The answer to why everybody is mad at rich people (who actually do not create jobs, have better genes or work harder than the rest of us) can be found in a new study by the Russell Sage Foundation, a New York research group, on how the Great Recession affected Americans' wealth. The typical household's wealth has been slashed by 43 percent since 2007, the year the recession began, tumbling from $98,872 to $56,335, according to the study.
For the top 5 percent of Americans, however, the story has been much different: Their net worth fell, too, but only by 16 percent, to $1.36 million from $1.63 million.
And looking at the slightly longer term, over the past decade, median household wealth is down 36 percent, while the household wealth of the top 5 percent is up 14 percent.
Here's another way of looking at it, an even longer-term view. This chart, from the Russell Sage report, tracks the change in wealth for various groups of Americans going all the way back to 1984.
As you can see, for people at the very top of the wealth pile, their net worth has nearly doubled in the past 30 years. Median wealth, on the other hand, is lower than it was 30 years ago. The Reagan Revolution mostly benefited a lucky few, helping widen wealth inequality, a trend that seems likely to continue for the foreseeable future.
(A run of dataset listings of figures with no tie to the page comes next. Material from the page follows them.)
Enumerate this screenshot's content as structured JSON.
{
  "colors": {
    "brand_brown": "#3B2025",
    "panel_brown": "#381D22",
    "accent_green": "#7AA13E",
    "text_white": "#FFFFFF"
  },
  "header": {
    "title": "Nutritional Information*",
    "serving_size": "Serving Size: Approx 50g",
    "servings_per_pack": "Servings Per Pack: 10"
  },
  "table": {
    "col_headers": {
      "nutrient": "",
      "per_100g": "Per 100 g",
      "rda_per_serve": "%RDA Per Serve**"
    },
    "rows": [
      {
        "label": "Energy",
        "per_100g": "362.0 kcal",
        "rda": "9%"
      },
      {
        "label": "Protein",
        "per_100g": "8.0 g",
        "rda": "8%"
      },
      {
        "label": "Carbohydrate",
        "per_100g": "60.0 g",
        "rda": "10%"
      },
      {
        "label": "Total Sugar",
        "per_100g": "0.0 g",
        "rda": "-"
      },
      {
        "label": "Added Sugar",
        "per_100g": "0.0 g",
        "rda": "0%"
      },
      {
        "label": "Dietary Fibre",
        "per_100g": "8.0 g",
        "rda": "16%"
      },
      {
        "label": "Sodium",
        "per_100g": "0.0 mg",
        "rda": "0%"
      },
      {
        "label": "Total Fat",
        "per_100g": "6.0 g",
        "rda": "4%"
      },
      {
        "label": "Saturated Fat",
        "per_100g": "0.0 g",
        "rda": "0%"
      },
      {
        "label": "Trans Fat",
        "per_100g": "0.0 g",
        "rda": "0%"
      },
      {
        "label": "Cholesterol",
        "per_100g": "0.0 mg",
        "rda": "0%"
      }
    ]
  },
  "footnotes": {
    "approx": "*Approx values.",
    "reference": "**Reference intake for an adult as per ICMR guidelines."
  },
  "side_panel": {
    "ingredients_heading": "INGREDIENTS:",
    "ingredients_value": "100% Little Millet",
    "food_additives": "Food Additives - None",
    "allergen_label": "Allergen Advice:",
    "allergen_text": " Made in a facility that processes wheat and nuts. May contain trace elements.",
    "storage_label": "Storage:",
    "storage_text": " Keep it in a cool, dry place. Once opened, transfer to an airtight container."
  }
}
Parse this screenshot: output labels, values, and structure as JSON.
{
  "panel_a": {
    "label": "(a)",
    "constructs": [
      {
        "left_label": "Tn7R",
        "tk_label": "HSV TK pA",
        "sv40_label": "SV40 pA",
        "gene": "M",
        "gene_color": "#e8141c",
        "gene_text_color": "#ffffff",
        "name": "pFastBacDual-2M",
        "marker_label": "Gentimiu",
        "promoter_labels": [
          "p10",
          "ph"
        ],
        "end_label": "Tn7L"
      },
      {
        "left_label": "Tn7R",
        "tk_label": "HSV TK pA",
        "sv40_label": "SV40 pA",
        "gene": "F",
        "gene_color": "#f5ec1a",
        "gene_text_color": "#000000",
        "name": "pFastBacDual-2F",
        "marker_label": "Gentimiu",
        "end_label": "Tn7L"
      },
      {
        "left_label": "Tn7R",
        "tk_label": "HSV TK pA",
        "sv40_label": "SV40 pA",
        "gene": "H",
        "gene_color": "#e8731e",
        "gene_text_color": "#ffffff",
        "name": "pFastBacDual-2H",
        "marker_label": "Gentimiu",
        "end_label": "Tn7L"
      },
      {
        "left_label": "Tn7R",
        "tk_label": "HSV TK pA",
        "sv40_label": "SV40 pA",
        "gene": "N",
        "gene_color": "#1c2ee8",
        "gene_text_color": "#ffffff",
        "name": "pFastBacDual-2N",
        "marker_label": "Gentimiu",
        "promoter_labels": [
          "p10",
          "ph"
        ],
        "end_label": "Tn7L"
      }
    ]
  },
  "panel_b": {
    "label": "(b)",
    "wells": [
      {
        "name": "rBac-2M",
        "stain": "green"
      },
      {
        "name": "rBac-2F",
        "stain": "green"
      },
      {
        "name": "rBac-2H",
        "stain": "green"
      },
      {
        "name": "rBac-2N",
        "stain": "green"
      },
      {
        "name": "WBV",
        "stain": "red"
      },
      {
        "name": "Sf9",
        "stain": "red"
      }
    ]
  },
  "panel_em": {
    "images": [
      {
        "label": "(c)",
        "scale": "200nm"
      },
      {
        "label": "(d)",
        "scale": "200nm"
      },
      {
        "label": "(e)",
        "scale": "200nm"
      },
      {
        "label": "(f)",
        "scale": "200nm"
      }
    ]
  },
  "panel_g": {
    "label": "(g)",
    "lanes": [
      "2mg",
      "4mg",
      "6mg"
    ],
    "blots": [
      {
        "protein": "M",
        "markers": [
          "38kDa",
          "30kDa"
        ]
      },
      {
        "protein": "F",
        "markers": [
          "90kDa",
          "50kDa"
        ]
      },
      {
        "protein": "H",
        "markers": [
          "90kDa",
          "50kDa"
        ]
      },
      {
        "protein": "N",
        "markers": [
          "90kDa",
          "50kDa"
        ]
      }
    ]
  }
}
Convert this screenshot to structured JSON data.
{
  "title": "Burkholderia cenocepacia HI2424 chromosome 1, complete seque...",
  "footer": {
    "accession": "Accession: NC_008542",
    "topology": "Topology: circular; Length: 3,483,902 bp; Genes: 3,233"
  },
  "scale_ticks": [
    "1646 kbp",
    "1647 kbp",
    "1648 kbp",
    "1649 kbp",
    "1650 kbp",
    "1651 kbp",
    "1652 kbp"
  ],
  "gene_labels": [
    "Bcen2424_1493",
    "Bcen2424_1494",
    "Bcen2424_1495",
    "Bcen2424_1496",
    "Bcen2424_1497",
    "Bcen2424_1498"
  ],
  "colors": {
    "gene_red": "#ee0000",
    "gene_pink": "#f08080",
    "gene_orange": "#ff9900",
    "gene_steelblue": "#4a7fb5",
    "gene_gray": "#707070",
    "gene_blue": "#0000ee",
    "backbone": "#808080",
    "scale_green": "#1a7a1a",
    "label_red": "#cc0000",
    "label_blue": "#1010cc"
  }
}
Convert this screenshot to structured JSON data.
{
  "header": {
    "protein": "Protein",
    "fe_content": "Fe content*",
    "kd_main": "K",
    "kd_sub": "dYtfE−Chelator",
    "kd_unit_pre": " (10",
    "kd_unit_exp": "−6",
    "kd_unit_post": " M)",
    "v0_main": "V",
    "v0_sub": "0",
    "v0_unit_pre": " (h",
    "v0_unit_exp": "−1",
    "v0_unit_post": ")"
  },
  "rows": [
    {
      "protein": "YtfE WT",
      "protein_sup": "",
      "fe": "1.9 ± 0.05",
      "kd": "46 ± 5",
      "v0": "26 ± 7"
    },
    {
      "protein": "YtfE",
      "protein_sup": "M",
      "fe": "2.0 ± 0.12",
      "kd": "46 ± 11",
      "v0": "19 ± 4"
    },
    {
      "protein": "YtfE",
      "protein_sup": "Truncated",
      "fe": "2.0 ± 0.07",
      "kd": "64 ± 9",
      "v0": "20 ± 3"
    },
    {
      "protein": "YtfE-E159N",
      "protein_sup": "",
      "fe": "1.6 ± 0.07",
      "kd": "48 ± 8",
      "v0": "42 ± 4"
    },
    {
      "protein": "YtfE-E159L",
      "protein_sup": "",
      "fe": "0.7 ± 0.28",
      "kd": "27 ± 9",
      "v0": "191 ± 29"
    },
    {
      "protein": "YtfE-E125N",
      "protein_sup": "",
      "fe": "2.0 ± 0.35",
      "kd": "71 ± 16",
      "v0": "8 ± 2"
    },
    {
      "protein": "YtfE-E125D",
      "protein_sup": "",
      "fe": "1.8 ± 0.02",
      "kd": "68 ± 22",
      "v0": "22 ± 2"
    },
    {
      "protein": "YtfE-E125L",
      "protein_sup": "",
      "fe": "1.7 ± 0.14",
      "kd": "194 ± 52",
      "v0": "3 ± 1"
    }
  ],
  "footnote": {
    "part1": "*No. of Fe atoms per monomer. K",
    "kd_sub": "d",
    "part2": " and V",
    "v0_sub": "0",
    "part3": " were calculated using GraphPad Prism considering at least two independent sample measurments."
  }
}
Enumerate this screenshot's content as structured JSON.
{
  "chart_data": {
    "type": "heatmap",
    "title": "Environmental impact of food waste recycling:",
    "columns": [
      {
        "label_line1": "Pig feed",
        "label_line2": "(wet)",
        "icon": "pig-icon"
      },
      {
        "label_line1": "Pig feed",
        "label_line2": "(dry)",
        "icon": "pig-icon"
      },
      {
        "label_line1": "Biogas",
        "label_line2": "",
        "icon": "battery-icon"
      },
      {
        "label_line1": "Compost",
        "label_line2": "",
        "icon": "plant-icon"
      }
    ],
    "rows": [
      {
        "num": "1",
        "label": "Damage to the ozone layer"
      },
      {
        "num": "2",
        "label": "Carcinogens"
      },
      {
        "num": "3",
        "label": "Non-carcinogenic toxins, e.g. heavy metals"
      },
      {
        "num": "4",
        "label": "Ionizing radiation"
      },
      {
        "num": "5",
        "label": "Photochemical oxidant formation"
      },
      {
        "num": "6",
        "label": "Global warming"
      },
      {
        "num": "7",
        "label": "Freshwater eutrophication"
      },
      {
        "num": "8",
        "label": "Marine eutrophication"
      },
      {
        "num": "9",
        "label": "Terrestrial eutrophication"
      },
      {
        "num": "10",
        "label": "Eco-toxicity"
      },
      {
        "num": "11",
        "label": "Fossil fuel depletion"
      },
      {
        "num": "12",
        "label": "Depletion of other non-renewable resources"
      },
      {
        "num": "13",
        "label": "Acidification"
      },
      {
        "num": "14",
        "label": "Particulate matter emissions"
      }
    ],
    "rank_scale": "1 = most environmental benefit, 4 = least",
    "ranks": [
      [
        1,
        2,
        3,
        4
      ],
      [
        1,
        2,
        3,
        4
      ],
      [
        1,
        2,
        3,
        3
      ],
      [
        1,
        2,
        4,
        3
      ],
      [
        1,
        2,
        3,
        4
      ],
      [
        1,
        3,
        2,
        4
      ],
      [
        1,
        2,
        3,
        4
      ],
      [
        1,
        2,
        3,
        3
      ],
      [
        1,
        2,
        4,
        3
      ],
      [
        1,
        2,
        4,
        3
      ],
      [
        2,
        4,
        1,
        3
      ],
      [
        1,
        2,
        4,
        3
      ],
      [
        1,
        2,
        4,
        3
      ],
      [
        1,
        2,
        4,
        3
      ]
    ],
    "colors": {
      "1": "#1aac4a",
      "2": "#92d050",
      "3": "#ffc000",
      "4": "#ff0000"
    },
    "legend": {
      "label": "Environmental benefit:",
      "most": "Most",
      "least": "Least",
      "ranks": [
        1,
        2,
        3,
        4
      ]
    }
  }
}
Meanwhile, at the bottom of the wealth pile, net worth has been more than cut in half over the past decade. The rich have benefited from a soaring stock market in the past five years. Some middle-class homeowners have scratched back some wealth thanks to a partial rebound in home prices. The poor, on the other hand, have no such assets, and their debts have piled higher -- debts, in many cases, owed to the wealthy.